Massachusetts Treasurer Tim Cahill urged the state’s pension fund Wednesday to fire Putnam Investments, becoming the first investor to publicly turn his back on the fifth-largest U.S. mutual fund company one day after it was accused of civil securities fraud.

Cahill, who is the chairman of a nine-member board that oversees the fund, will recommend today that the trustees vote to take away Putnam’s mandate, his spokeswoman, Karen Sharma, said. Putnam manages $1.7 billion in international and domestic equities for the $29-billion state fund.

Sharma said Cahill is worried especially about ethical issues at Putnam. The company, which last week denied any wrongdoing, did not return calls seeking comment.

Other state funds, including one in nearby Connecticut, also are considering firing Putnam.


Pressure has been building among the Massachusetts pension fund trustees to oust Putnam since Tuesday, when state and federal regulators filed charges against Putnam and two of its managers for allowing some clients to earn millions of dollars from so-called market timing, a practice Putnam publicly prohibits.

Sharma also said the fund’s chief investment officer and his staff would push to throw Putnam out only a few weeks after they voiced concern about the company’s performance and high rate of manager turnover.

For the Boston-based company, Cahill’s move may suggest that a trickle of investor defections could turn into a flood. Connecticut Treasurer Denise Nappier said her state’s $18-billion pension fund put Putnam on a watch list, the first step funds take before firing a manager.

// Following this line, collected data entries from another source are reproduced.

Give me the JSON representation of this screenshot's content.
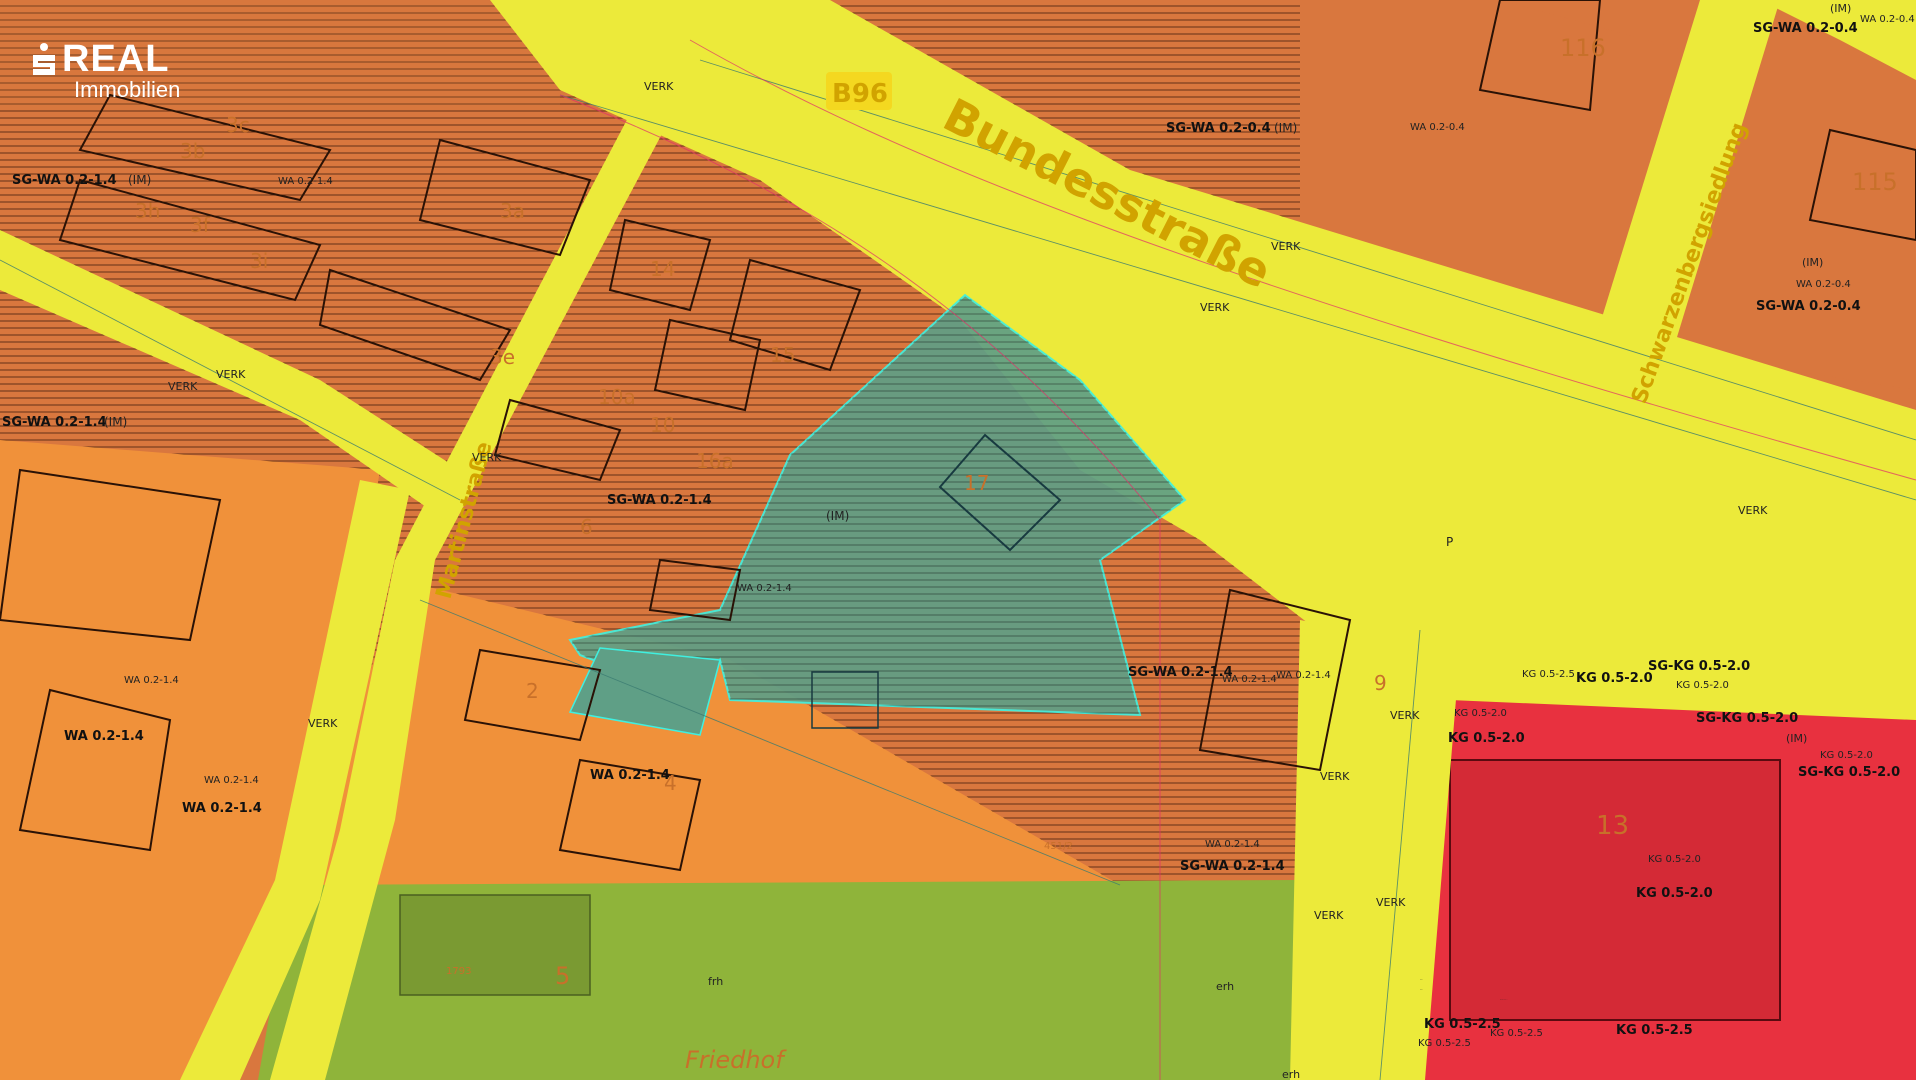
{
  "brand": {
    "name": "REAL",
    "tagline": "Immobilien",
    "icon": "sparkasse-s-icon",
    "color": "#ffffff"
  },
  "colors": {
    "road_yellow": "#ecea3a",
    "residential_dark_orange": "#d9773e",
    "residential_orange": "#f0913a",
    "core_red": "#e8313f",
    "cemetery_green": "#8fb43a",
    "parcel_teal": "#5f9f86"
  },
  "road": {
    "badge": "B96",
    "name": "Bundesstraße",
    "side_street": "Schwarzenbergsiedlung",
    "left_street": "Martinstraße",
    "bottom_label": "Friedhof"
  },
  "zone_labels": [
    "SG-WA 0.2-1.4",
    "(IM)",
    "WA 0.2-1.4",
    "SG-WA 0.2-1.4",
    "(IM)",
    "SG-WA 0.2-1.4",
    "(IM)",
    "WA 0.2-1.4",
    "WA 0.2-1.4",
    "SG-WA 0.2-1.4",
    "WA 0.2-1.4",
    "WA 0.2-1.4",
    "WA 0.2-1.4",
    "WA 0.2-1.4",
    "WA 0.2-1.4",
    "WA 0.2-1.4",
    "SG-WA 0.2-1.4",
    "WA 0.2-1.4",
    "SG-WA 0.2-1.4",
    "SG-WA 0.2-0.4",
    "(IM)",
    "WA 0.2-0.4",
    "SG-WA 0.2-0.4",
    "(IM)",
    "WA 0.2-0.4",
    "(IM)",
    "WA 0.2-0.4",
    "SG-WA 0.2-0.4",
    "SG-KG 0.5-2.0",
    "KG 0.5-2.5",
    "KG 0.5-2.0",
    "KG 0.5-2.0",
    "KG 0.5-2.0",
    "KG 0.5-2.0",
    "SG-KG 0.5-2.0",
    "(IM)",
    "KG 0.5-2.0",
    "SG-KG 0.5-2.0",
    "KG 0.5-2.0",
    "KG 0.5-2.0",
    "KG 0.5-2.5",
    "KG 0.5-2.5",
    "KG 0.5-2.5",
    "KG 0.5-2.5"
  ],
  "verk_labels": [
    "VERK",
    "VERK",
    "VERK",
    "VERK",
    "VERK",
    "VERK",
    "VERK",
    "VERK",
    "VERK",
    "VERK",
    "VERK",
    "VERK",
    "VERK",
    "VERK"
  ],
  "house_numbers": [
    "3c",
    "3b",
    "3h",
    "3f",
    "3i",
    "3a",
    "3e",
    "14",
    "15",
    "10a",
    "10",
    "16a",
    "6",
    "17",
    "9",
    "2",
    "4",
    "13",
    "5",
    "116",
    "115"
  ],
  "other_labels": [
    "P",
    "frh",
    "erh",
    "erh",
    "451/2",
    "1793"
  ]
}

The California Public Employees’ Retirement System, the biggest U.S. pension fund, will decide next month whether it will fire Putnam or just keep the company on its watch list, a CalPERS spokesman said.

In addition to managing pension fund money, Putnam also manages $56 billion for the about 2,235 401(k) retirement plans it administers, and industry analysts expect these plans also are mulling over what to do.

“Until now, we were telling clients that there was as much reason to stay with Putnam as there was to go,” said Robert McCarthy, president of consulting firm Kanon Bloch Carre in Boston. “But in light of the [accusations] I would say more people are just getting out.”

But firing Putnam could be a double-edged sword, industry observers said. The losses that market timers inflicted on other Putnam investors are small, the costs of switching plans are big, and there may be few good alternatives, they said.

“Everyone is outraged about the sweetheart deals Putnam cut some clients, but in truth the losses amount to no more than the cost of a latte at a local coffee shop,” said Rick Meigs, president of, an educational Web site.